There are a number of reasons that this patient’s lenses were uncomfortable at first presentation. One was the slightly flat fitting relationship noted on fluorescein pattern evaluation. The previous practitioner had apparently fit his lenses on-K, which did not work in the long run for this patient.

Also, the lens diameter was too small, preventing any lid attachment (even with a minus carrier lenticular). Lid attachment is very important for both good long-term comfort and physiologic response. A lens that rides low tends to create problems with desiccation since the lens does not move sufficiently. It can also lead to lid awareness/irritation since the lid must travel over the lens edge with each blink, which in turn can lead to partial blinking which further dries the surface of the lens and the eye (1). A larger lens allows the upper lid to hold the lens up, which promotes better comfort and allows for a better physiologic outcome because the lens moves more freely and stays wetter.

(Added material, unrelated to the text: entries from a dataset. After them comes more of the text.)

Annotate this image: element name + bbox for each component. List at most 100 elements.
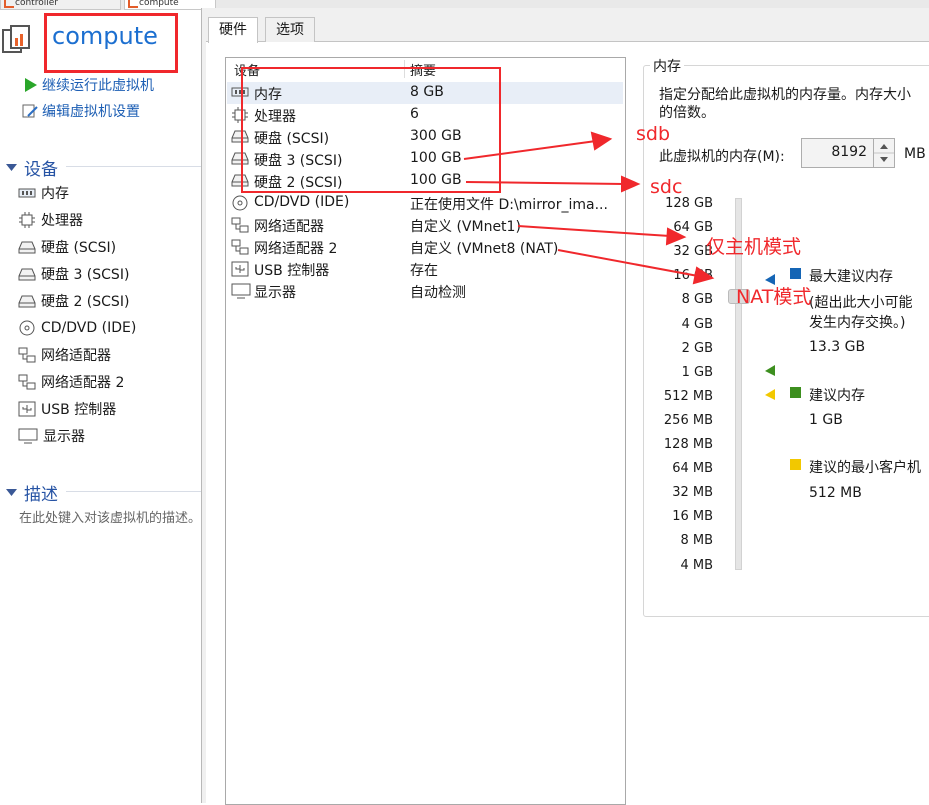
min-memory-swatch <box>790 459 801 470</box>
sidebar-device-label: 硬盘 3 (SCSI) <box>41 267 130 283</box>
device-row[interactable]: 网络适配器 2 自定义 (VMnet8 (NAT) <box>227 236 623 258</box>
device-summary: 存在 <box>410 263 438 279</box>
recommended-memory-marker-icon <box>765 365 775 376</box>
device-summary: 自定义 (VMnet1) <box>410 219 521 235</box>
memory-field-label: 此虚拟机的内存(M): <box>659 149 785 165</box>
annotation-host-only: 仅主机模式 <box>706 236 802 258</box>
sidebar-device-label: 硬盘 (SCSI) <box>41 240 117 256</box>
min-memory-value: 512 MB <box>809 485 862 501</box>
tab-label: compute <box>139 0 179 8</box>
sidebar-device-label: 显示器 <box>43 429 85 445</box>
network-adapter-icon <box>231 217 249 237</box>
sidebar-device-item[interactable]: 硬盘 3 (SCSI) <box>18 263 129 285</box>
description-section-header[interactable]: 描述 <box>6 480 58 505</box>
device-summary: 正在使用文件 D:\mirror_ima... <box>410 197 608 213</box>
stepper-up-icon[interactable] <box>880 144 888 149</box>
hard-disk-icon <box>18 267 36 281</box>
device-name: CD/DVD (IDE) <box>254 194 350 210</box>
annotation-title-box <box>44 13 178 73</box>
edit-vm-settings-link[interactable]: 编辑虚拟机设置 <box>22 101 140 121</box>
min-memory-title: 建议的最小客户机 <box>809 460 921 476</box>
memory-unit: MB <box>904 146 926 162</box>
sidebar-device-item[interactable]: 内存 <box>18 182 69 204</box>
tab-hardware-label: 硬件 <box>219 22 247 38</box>
memory-scale-label: 1 GB <box>681 364 713 380</box>
device-summary: 自动检测 <box>410 285 466 301</box>
sidebar-device-item[interactable]: 显示器 <box>18 425 85 447</box>
memory-scale-label: 4 MB <box>680 557 713 573</box>
recommended-memory-value: 1 GB <box>809 412 843 428</box>
sidebar-device-label: 处理器 <box>41 213 83 229</box>
vm-logo-icon <box>2 24 36 56</box>
sidebar-device-item[interactable]: CD/DVD (IDE) <box>18 317 136 339</box>
devices-section-header[interactable]: 设备 <box>6 155 58 180</box>
tab-label: controller <box>15 0 58 8</box>
max-memory-value: 13.3 GB <box>809 339 866 355</box>
memory-scale-label: 512 MB <box>663 388 713 404</box>
edit-settings-icon <box>22 104 38 118</box>
recommended-memory-title: 建议内存 <box>809 388 865 404</box>
network-adapter-icon <box>231 239 249 259</box>
max-memory-swatch <box>790 268 801 279</box>
tab-options[interactable]: 选项 <box>265 17 315 42</box>
sidebar-device-item[interactable]: 网络适配器 2 <box>18 371 124 393</box>
memory-scale-label: 8 MB <box>680 533 713 549</box>
memory-size-value: 8192 <box>831 144 867 160</box>
device-row[interactable]: CD/DVD (IDE) 正在使用文件 D:\mirror_ima... <box>227 192 623 214</box>
sidebar-device-label: 网络适配器 2 <box>41 375 125 391</box>
device-name: USB 控制器 <box>254 263 330 279</box>
vm-icon <box>4 0 14 8</box>
device-summary: 自定义 (VMnet8 (NAT) <box>410 241 559 257</box>
device-row[interactable]: 显示器 自动检测 <box>227 280 623 302</box>
device-name: 网络适配器 <box>254 219 324 235</box>
device-row[interactable]: 网络适配器 自定义 (VMnet1) <box>227 214 623 236</box>
max-memory-note-2: 发生内存交换。) <box>809 315 906 331</box>
sidebar-device-item[interactable]: 硬盘 2 (SCSI) <box>18 290 129 312</box>
collapse-triangle-icon <box>6 163 17 171</box>
device-name: 显示器 <box>254 285 296 301</box>
memory-scale-label: 16 MB <box>672 509 713 525</box>
usb-icon <box>18 401 36 417</box>
annotation-nat: NAT模式 <box>736 286 812 308</box>
sidebar-device-item[interactable]: 处理器 <box>18 209 83 231</box>
tab-controller[interactable]: controller <box>0 0 121 10</box>
memory-scale-label: 128 GB <box>665 196 713 211</box>
resume-vm-label: 继续运行此虚拟机 <box>42 78 154 94</box>
cd-dvd-icon <box>231 195 249 215</box>
tab-hardware[interactable]: 硬件 <box>208 17 258 43</box>
memory-scale-label: 4 GB <box>681 316 713 332</box>
resume-vm-link[interactable]: 继续运行此虚拟机 <box>22 75 154 95</box>
display-icon <box>231 283 251 303</box>
memory-size-input[interactable]: 8192 <box>801 138 874 168</box>
network-adapter-icon <box>18 347 36 363</box>
cd-dvd-icon <box>18 320 36 336</box>
memory-icon <box>18 186 36 200</box>
stepper-down-icon[interactable] <box>880 157 888 162</box>
vm-icon <box>128 0 138 8</box>
memory-description: 指定分配给此虚拟机的内存量。内存大小 <box>659 87 911 103</box>
device-row[interactable]: USB 控制器 存在 <box>227 258 623 280</box>
max-memory-note: (超出此大小可能 <box>809 295 913 311</box>
description-placeholder[interactable]: 在此处键入对该虚拟机的描述。 <box>19 507 201 526</box>
sidebar-device-label: CD/DVD (IDE) <box>41 320 137 336</box>
network-adapter-icon <box>18 374 36 390</box>
memory-scale-label: 16 GB <box>673 268 713 284</box>
memory-scale-label: 2 GB <box>681 340 713 356</box>
section-divider <box>66 491 201 492</box>
annotation-devices-box <box>241 67 501 193</box>
sidebar-device-item[interactable]: 硬盘 (SCSI) <box>18 236 116 258</box>
hard-disk-icon <box>18 294 36 308</box>
annotation-sdc: sdc <box>650 176 683 198</box>
memory-scale-label: 32 GB <box>673 244 713 260</box>
edit-vm-settings-label: 编辑虚拟机设置 <box>42 104 140 120</box>
memory-scale-label: 8 GB <box>681 292 713 308</box>
memory-stepper[interactable] <box>873 138 895 168</box>
memory-group-label: 内存 <box>650 56 684 76</box>
memory-description-2: 的倍数。 <box>659 105 715 121</box>
sidebar-device-item[interactable]: USB 控制器 <box>18 398 116 420</box>
memory-scale-label: 64 GB <box>673 220 713 236</box>
memory-scale-label: 256 MB <box>663 412 713 428</box>
sidebar-device-item[interactable]: 网络适配器 <box>18 344 111 366</box>
cpu-icon <box>18 212 36 228</box>
sidebar-device-label: 硬盘 2 (SCSI) <box>41 294 130 310</box>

Finally, the central lens thickness of the original lenses seemed thick. Thick lenses have a more forward center of gravity which creates more of a tendency for the lens to drop. Thinner lenses allow the center of gravity to move posteriorly, which aids centration and allows the upper lid to engage the lenticular more efficiently. Small design modifications can mean the difference between a happy patient who refers others to the practice and one who never returns and advises others to go elsewhere.

Other options for this patient were scleral GP lenses, soft toric lenses, spectacles or refractive surgery. As a chef, spectacles were not practical due to the hot, greasy working conditions in the kitchen. The patient had tried soft lenses years before and found the vision to be unacceptable, and the lenses tore frequently. Also, the care system was cumbersome and expensive. Due to this patient’s refractive error, she had been told she would not be a good candidate for various procedures, and had little interest.

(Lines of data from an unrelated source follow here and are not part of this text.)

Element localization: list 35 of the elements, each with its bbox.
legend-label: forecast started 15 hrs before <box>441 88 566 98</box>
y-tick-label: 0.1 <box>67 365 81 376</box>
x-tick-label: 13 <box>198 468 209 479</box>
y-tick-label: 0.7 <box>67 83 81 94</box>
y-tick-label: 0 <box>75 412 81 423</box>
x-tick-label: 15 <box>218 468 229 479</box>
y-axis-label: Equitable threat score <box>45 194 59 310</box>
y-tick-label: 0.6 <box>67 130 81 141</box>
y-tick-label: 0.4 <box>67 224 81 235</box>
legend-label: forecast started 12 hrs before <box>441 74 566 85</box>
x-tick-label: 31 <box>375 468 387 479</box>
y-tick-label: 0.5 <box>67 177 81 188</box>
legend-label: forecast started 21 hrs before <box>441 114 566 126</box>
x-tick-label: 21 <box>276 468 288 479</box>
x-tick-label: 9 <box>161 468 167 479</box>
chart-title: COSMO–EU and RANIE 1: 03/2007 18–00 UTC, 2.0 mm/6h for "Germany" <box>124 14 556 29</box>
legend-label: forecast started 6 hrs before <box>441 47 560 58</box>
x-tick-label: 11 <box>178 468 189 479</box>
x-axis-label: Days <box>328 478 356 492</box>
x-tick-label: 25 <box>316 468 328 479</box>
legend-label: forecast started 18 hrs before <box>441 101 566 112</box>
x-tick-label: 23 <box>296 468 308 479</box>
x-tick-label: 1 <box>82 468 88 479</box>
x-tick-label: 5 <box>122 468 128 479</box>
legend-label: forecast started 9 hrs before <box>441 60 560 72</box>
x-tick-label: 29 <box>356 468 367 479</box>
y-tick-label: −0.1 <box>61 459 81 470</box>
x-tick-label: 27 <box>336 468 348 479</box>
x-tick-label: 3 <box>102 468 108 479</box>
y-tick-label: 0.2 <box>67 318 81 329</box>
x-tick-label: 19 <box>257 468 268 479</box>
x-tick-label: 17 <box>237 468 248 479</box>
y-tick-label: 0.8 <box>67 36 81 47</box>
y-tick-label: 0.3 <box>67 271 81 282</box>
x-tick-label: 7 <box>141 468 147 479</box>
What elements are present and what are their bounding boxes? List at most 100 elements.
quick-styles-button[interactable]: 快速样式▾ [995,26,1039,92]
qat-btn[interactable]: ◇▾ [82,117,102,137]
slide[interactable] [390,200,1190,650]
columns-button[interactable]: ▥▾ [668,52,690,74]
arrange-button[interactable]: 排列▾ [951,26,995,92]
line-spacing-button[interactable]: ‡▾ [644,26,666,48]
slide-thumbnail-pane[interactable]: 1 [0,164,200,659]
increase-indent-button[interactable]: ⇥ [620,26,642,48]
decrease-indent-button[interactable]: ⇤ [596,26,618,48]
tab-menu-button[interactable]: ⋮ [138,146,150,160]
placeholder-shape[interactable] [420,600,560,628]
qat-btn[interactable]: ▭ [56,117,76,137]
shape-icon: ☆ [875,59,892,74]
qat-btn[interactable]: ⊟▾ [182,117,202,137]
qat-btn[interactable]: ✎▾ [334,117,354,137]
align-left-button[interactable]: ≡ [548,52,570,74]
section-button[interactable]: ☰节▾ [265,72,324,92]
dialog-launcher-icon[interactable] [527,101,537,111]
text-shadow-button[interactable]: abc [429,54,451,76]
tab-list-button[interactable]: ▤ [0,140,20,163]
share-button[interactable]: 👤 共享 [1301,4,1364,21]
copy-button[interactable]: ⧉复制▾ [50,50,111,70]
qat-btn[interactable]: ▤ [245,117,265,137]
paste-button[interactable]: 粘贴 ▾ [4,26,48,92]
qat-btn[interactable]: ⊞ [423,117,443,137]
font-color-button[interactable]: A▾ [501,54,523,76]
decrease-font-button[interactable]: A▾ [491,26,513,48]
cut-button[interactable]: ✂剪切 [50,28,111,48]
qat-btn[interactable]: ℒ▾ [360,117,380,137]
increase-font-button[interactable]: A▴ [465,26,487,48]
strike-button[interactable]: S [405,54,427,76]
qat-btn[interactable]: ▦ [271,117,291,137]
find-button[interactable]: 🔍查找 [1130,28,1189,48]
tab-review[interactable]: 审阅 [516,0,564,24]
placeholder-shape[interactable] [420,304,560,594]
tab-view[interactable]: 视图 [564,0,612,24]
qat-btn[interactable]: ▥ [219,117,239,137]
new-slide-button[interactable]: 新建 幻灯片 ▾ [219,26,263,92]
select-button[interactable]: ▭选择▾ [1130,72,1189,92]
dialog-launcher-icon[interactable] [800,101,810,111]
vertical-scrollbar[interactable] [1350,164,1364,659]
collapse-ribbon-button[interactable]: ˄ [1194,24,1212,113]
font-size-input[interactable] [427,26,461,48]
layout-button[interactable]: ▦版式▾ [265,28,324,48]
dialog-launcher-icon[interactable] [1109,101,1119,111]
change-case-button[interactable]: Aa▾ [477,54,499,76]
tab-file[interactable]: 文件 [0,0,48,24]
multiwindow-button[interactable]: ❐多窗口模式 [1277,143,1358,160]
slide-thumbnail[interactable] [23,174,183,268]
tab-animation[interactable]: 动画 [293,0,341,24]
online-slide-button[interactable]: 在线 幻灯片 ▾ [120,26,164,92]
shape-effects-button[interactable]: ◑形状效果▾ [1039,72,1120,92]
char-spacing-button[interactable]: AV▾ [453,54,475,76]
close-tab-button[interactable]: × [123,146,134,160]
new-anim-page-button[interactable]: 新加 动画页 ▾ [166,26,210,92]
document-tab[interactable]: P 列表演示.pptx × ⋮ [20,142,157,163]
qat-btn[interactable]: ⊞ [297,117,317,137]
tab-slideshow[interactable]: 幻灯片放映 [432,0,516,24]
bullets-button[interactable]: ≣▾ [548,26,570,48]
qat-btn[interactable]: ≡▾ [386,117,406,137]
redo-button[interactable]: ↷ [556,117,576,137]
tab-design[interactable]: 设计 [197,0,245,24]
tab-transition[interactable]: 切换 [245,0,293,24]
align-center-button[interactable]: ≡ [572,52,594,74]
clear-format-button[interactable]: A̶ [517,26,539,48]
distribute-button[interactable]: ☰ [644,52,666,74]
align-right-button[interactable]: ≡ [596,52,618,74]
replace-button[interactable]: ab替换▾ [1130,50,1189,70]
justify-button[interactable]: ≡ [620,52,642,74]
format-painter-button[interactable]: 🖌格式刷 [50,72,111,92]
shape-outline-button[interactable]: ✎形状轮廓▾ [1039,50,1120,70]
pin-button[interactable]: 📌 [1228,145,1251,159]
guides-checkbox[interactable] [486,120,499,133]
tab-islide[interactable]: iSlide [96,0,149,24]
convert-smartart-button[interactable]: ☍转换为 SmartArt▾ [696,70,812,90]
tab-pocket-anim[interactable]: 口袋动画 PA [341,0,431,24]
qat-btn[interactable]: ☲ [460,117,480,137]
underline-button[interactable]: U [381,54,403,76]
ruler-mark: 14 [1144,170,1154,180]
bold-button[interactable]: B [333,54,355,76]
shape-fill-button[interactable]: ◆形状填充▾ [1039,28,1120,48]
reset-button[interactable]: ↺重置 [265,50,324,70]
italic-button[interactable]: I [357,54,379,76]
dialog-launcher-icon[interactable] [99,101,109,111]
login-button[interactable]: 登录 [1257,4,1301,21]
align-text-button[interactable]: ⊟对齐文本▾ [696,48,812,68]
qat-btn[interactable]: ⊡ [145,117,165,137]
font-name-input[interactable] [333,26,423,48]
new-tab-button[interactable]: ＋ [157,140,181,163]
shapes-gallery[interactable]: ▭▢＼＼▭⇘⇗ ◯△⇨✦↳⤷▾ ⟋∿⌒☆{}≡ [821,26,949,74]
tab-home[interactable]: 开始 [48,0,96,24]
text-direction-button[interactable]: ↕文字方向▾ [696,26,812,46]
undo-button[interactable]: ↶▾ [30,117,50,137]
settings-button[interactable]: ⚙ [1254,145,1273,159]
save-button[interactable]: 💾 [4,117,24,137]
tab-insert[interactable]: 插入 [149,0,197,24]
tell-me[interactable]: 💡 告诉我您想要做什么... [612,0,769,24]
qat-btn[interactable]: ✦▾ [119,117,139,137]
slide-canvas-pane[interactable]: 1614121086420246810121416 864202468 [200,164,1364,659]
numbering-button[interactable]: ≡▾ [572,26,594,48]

If lens centration had not been achieved for patient CT, scleral GP lenses could have been considered. Scleral GP lenses tend to center well, provide the patient with GP quality vision, and sclerals might be a good option when cooking in a greasy kitchen environment.

It was common practice in the PMMA and low Dk GP era to provide the patient with a wearing time schedule. Generally, this starting with a first day wearing time of 3 to 4 hours and increased by 2 to 3 hours each following day until maximum wearing time was achieved. Many practitioners recommend longer initial and adaptation wearing times. One thought is that daily wearing time is not as important as your patient waiting for one-half to one hour in the morning before they apply their lenses to rejuvenate their corneas with oxygen prior to applying their lenses and removing the lenses one-half to one hour before bedtime.

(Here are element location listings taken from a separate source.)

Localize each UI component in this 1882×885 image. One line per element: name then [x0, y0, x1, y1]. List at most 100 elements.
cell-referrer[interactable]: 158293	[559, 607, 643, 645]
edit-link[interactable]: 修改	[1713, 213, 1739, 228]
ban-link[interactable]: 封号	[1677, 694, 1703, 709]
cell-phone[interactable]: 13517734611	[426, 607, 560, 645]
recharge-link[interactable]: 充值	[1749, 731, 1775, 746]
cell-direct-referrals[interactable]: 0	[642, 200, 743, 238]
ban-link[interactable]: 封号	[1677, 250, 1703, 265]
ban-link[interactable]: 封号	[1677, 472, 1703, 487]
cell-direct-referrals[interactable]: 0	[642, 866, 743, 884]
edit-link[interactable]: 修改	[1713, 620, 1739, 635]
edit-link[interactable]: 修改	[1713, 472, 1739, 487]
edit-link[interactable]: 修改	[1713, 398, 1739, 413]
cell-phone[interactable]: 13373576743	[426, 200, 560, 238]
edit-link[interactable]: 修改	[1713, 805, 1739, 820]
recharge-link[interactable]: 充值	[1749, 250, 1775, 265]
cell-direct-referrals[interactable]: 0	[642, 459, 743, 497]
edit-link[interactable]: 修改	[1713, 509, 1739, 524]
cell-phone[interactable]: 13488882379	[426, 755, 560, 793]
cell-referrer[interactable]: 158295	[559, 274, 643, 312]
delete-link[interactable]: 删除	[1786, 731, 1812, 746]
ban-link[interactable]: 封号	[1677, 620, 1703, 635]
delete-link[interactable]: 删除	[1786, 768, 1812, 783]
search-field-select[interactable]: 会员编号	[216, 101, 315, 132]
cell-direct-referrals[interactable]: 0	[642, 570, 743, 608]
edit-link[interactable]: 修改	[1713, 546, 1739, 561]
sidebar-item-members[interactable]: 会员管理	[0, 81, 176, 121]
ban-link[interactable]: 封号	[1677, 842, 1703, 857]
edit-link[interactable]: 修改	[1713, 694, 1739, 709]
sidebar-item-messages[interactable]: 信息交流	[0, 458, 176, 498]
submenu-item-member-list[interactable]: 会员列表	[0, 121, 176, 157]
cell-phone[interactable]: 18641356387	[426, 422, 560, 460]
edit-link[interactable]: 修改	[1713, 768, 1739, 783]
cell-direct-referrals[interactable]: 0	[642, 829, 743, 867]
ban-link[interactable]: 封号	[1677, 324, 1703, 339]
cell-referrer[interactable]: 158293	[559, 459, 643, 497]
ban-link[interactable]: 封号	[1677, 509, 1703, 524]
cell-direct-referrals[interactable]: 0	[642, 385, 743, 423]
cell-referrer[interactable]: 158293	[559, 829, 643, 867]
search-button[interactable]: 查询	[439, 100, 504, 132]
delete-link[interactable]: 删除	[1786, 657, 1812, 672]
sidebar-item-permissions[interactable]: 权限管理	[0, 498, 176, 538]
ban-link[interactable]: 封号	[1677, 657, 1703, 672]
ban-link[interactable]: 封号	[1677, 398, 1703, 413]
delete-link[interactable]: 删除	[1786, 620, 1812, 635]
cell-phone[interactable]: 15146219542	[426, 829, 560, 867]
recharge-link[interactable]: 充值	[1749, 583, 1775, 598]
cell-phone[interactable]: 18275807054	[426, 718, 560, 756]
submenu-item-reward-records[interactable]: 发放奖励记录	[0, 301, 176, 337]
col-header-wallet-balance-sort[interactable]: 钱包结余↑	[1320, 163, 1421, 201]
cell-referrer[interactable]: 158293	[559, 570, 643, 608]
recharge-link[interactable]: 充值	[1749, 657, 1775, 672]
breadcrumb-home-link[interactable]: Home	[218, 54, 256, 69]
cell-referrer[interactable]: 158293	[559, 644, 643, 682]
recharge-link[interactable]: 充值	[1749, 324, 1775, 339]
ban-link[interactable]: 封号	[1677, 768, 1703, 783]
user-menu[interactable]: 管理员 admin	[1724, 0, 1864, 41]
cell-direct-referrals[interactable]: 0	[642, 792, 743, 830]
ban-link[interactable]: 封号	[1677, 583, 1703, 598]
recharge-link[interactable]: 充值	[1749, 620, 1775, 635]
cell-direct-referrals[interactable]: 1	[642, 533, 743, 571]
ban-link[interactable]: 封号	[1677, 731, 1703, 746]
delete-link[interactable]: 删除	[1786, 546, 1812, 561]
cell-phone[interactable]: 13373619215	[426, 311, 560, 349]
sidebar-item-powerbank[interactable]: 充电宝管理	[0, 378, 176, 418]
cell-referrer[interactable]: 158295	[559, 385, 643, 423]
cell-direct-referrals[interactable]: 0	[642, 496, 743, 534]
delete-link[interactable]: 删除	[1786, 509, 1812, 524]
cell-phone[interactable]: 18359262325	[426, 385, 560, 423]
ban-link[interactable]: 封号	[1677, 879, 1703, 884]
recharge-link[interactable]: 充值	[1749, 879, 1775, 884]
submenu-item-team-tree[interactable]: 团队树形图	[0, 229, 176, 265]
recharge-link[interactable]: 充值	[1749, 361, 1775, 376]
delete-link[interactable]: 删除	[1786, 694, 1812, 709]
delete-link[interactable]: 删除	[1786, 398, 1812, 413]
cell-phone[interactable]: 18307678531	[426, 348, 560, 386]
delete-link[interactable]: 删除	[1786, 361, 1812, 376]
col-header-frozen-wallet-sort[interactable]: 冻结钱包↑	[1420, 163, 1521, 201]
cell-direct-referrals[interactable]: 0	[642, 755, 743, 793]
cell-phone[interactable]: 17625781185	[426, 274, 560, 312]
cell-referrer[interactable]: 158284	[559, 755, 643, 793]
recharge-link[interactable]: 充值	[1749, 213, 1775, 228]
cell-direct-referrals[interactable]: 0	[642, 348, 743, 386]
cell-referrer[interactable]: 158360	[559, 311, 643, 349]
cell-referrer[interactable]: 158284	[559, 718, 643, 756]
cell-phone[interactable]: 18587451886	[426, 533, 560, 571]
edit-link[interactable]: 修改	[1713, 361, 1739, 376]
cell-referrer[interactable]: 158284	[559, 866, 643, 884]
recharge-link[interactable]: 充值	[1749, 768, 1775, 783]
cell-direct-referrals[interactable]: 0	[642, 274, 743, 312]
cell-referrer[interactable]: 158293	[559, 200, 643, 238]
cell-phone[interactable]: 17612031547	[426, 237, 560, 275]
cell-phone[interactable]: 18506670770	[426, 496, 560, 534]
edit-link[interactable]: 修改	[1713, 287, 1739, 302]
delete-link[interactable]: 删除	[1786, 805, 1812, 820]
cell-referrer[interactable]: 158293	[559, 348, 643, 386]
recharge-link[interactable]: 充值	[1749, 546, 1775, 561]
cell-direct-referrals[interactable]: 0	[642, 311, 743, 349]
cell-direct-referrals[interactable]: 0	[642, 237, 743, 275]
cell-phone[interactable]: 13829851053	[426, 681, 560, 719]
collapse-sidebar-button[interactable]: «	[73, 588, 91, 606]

Spectacle blur was very common in the days of PMMA and low-Dk lens wear. With today’s higher-Dk materials, oxygen deprivation spectacle blur has been minimized. However, corneal distortion and resulting spectacle blur can still be induced mechanically if the GP lens base curve does not contour the cornea and localized areas of touch occur.

At annual examinations, update your patients about new and improved technologies. For example, in this case discuss the status of hyperopic LASIK and other refractive options.


Bennett ES. Lens Design, Fitting, and Evaluation. In Bennett ES, Hom MM. Manual of Gas Permeable Contact Lenses, 2nd ed., Elsevier Science, St. Louis, MO, 2004, 91-113.